A delicious warming soup, creamy and comforting, perfect for winter and packed with nutrition. Makes enough to serve 2-4 (depending on the serving sizes)
- 2 TB extra-virgin olive oil or coconut oil
- 1 large onion, peeled and sliced
- 3 cloves garlic, peeled and sliced
- 1 cauliflower head, cut into pieces
- sea salt (himalayan or celtic)
- 1⁄2 cup white wine
- 6 cups vegetable stock (unsweetened)
- 4 fresh thyme sprigs (or 1 teaspoon dried)

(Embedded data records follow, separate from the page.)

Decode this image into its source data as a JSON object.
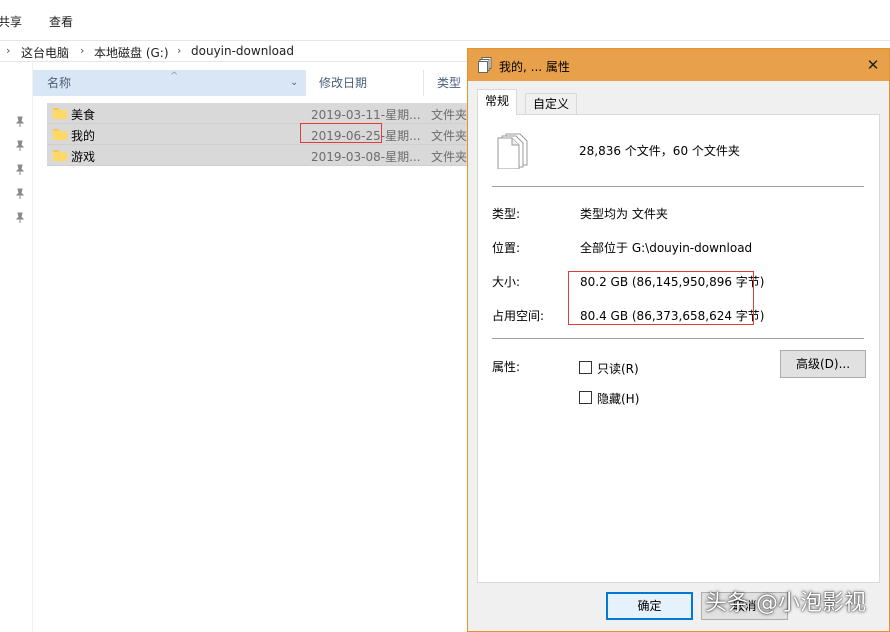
{
  "ribbon": {
    "share_tab": "共享",
    "view_tab": "查看"
  },
  "breadcrumb": {
    "this_pc": "这台电脑",
    "local_disk": "本地磁盘 (G:)",
    "folder": "douyin-download"
  },
  "columns": {
    "name": "名称",
    "date": "修改日期",
    "type": "类型"
  },
  "files": [
    {
      "name": "美食",
      "date": "2019-03-11-星期...",
      "type": "文件夹"
    },
    {
      "name": "我的",
      "date": "2019-06-25-星期...",
      "type": "文件夹"
    },
    {
      "name": "游戏",
      "date": "2019-03-08-星期...",
      "type": "文件夹"
    }
  ],
  "dialog": {
    "title": "我的, ... 属性",
    "tabs": {
      "general": "常规",
      "custom": "自定义"
    },
    "summary": "28,836 个文件，60 个文件夹",
    "type_label": "类型:",
    "type_value": "类型均为 文件夹",
    "location_label": "位置:",
    "location_value": "全部位于 G:\\douyin-download",
    "size_label": "大小:",
    "size_value": "80.2 GB (86,145,950,896 字节)",
    "disk_label": "占用空间:",
    "disk_value": "80.4 GB (86,373,658,624 字节)",
    "attr_label": "属性:",
    "readonly_label": "只读(R)",
    "hidden_label": "隐藏(H)",
    "advanced_button": "高级(D)...",
    "ok_button": "确定",
    "cancel_button": "取消"
  },
  "watermark": "头条 @小泡影视",
  "colors": {
    "titlebar": "#e9a04a",
    "highlight_box": "#e23b3b",
    "ok_border": "#0078d7"
  }
}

- 1 cup non-dairy milk (coconut, rice, almond, hemp)
- 1 TB fresh lemon juice
- In a large saucepan or pot, heat the oil over medium heat and then add the onions and garlic, cooking until translucent and tender (about 5 minutes).
- Add the cauliflower and a pinch of sea salt and cook, stirring continuously for another 5 minutes.
- Add the white wine, vegetable stock and thyme and reduce heat to low, covering and cooking until cauliflower is tender (12-15 minutes).
- In a blender or food processor, puree the mixture until smooth (you’ll have to do this in a few small batches).
- Return the pureed soup to the pot over low heat. Add the non-dairy milk and season with lemon juice, salt and fresh ground pepper to desired taste.